Norwich: Summer of 2017

John Cotter

The baby girl, Julianne, barks a little squawk as dinner winds down. Her brother, Colin—usually the one she imitates—follows her lead instead, giving off the roar a six-year-old roars when they’re being a dinosaur. The r in the roar still comes across like a w, but Julianne gets the point. She roars back and he roars louder, each ratchet a new chance for one to outroar the other.

My sister steps in: “Grammy’s going to give you both a bath.” Grammy is my mother, to whom my sister delegates. But my mother’s in the other room, and so the word comes out Grammy, that initial syllable meant to put my mother on alert, call her into service.

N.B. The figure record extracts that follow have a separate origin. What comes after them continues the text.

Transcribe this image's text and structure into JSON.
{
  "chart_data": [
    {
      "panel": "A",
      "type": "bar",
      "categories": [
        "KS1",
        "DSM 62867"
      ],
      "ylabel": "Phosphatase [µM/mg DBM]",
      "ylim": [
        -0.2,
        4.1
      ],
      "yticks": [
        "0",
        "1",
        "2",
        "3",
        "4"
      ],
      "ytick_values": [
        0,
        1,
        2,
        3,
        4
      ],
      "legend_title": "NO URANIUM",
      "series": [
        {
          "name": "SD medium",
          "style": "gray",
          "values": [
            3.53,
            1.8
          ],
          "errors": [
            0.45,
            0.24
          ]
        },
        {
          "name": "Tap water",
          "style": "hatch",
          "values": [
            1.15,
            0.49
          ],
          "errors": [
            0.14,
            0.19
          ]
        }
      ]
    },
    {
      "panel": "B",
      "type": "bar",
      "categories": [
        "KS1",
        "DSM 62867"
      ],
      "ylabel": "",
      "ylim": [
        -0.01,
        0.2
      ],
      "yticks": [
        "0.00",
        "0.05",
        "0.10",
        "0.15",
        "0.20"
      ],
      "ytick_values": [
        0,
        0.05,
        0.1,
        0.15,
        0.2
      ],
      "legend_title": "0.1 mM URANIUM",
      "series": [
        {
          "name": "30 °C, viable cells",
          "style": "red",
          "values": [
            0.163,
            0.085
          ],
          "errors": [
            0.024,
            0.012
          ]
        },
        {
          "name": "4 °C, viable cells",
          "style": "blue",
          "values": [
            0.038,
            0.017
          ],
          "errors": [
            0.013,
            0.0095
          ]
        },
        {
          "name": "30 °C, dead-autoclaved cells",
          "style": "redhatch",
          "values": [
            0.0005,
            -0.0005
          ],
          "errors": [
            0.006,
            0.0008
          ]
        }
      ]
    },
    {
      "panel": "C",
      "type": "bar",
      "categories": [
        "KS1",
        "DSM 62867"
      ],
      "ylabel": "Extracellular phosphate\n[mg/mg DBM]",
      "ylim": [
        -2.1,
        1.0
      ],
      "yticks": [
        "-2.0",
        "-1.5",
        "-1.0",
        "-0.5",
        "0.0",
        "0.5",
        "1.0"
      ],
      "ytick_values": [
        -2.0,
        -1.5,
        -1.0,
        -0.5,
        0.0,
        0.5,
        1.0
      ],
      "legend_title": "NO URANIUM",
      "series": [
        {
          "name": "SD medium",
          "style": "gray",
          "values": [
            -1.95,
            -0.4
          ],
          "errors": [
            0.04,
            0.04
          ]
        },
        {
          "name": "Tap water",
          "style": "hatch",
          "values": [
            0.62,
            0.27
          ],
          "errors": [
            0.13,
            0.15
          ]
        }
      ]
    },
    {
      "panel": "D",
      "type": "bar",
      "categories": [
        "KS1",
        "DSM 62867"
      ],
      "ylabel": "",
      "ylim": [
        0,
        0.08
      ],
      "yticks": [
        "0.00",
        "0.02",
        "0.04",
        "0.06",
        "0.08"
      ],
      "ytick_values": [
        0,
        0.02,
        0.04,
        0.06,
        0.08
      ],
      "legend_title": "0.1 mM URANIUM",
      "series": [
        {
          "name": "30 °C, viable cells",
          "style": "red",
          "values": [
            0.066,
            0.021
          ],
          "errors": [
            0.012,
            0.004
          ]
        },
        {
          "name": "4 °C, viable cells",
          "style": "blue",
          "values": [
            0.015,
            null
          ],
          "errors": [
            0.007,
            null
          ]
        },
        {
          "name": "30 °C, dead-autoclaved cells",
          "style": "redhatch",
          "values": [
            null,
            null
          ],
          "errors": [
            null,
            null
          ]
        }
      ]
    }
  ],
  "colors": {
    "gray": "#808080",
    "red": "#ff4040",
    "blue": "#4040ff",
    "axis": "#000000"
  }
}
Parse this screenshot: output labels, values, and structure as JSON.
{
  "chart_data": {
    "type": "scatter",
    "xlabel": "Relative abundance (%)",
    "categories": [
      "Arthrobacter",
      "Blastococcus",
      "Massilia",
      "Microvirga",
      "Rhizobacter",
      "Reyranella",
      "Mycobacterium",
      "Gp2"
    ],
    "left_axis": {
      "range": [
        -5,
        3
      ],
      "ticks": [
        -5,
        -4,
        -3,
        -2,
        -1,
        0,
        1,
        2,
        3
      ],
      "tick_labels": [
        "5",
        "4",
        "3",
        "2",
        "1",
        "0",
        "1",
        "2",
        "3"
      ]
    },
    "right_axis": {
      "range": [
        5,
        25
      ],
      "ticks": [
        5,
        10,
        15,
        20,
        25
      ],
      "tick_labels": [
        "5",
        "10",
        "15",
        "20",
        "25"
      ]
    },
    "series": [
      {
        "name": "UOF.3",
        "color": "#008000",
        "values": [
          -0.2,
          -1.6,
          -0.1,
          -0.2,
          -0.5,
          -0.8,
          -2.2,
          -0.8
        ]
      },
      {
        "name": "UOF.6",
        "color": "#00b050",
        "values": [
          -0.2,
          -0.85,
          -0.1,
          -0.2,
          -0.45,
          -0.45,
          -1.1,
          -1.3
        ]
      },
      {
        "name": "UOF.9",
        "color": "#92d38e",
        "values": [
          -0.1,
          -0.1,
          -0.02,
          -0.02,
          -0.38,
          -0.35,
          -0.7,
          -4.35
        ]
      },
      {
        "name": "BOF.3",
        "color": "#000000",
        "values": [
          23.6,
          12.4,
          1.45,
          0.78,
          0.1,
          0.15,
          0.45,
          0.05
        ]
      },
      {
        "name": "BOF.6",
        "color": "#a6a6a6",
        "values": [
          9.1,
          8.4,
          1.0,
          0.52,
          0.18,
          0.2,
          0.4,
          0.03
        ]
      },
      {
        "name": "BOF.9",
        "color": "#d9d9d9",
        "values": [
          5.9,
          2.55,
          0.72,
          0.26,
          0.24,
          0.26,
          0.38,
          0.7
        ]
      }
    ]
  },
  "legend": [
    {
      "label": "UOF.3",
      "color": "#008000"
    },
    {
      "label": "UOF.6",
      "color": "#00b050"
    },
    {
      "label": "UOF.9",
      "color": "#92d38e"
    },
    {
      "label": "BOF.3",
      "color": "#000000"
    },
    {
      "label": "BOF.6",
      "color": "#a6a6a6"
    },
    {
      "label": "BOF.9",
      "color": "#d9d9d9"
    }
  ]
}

It works: Grammy recognizes her name, carried over the dishwater splash and the hum of the fridge. The TV’s been going all this while, tuned to a kid’s show full of chime and boing boing boing. My aged father rustles last week’s newspapers into a bundle to be recycled. All of this chorus—these waves in air— falls between thirty and sixty decibels. From the couch in the corner, on my back with my eyes closed (dizziness a symptom of Ménière’s disease) not a detail escapes me. Because today, on a summer holiday, a visit with my family, my ears work perfectly. My hearing aids switched off, tucked into my shirt pocket, I pick out all that’s important. The voices detach from background atmosphere, its busy buzz.

Without looking up, I can tell where each person’s stationed in the open-plan downstairs: kids in the dining room, Mom in the kitchen, Dad working his way upstairs with a heavy assist from the banister. My ears babysit the kids whether I want them to or not. If my brother-in-law clicks past something on TV that we’ve talked about, he won’t need to tell me. The warm hum is a metonym.

A little over an hour from now, I’ll snap the hearing aids on and set them in place, because my ears will have started failing again, noise sorting into a narrower band. I won’t be able to distinguish which voice belongs to niece or nephew. I’ll lose the TV noise behind the sink water running. And this too, one newspaper can obliterate.

But just now, with the kids whisked upstairs and the ringing in my ears that’s been dogging me all decade very briefly in abeyance, I take in silence for the final time. Or what passes for silence: the living silence of the untouched books on the shelves around me, the shush of my leg sweeping the couch as I sit up straighter, the whisk of my finger down a page.